Japanese curry served with rice and seaweed flakes
Food - Drink
The History Of Japanese Curry Rice
By YUKA MATSUNO
Indian Origins
Curry ended up in Japan via a roundabout journey through the UK. When the British colonized India, Brits returning home brought with them Indian “curry.”
"Curry" was a British term that generalized almost all Indian dishes, and the country went on to create its own Indian-inspired curries that are sweeter and thicker than the original.
Japanese Adaption
Although Japan is closer to India than the UK, Japanese curry rice more closely resembles British curry, with its thick texture and slightly sweet, savory flavor.
Japanese curry went through many variations before it became the dish it is today, and it quickly became popular for its easy prep, delicious taste, and nutrient-dense profile.
Making Curry Rice
Curry rice, or kare raisu, as it is phonetically known in Japan, is typically made using dry roux cubes dissolved in water or dashi to make a thick, flavorful stew.
Vegetables like peas, potatoes, and carrots, and meat like pork or chicken, are added, along with shaved apples which give the dish its customary notes of sweetness.
Variations
There are three main types of curry across Japan — spicy, medium, and mild — but beyond this, there are countless regional varieties that vary from the roux base to the added ingredients.
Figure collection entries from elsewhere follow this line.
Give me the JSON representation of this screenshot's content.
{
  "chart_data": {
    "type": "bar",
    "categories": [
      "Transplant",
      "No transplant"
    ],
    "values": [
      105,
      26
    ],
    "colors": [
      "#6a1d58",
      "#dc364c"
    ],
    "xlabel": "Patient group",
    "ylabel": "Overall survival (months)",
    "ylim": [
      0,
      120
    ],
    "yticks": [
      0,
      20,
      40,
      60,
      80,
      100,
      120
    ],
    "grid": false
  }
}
A common variety in Northern Japan is shika curry, made with deer meat, while in the South, you’ll find bitter melon curry; in Hiroshima, you’ll find decadent oyster curry.
Spices and Seasonings
Unlike Indian curry, Japanese curry is often considered neither very spicy nor spiced, but rather gets most of its flavor from roux cubes and curry powder.
The dish's use of curry powder exposes its origins and how different it is from Indian dishes since the spice blend is a British invention designed to emulate Indian flavors.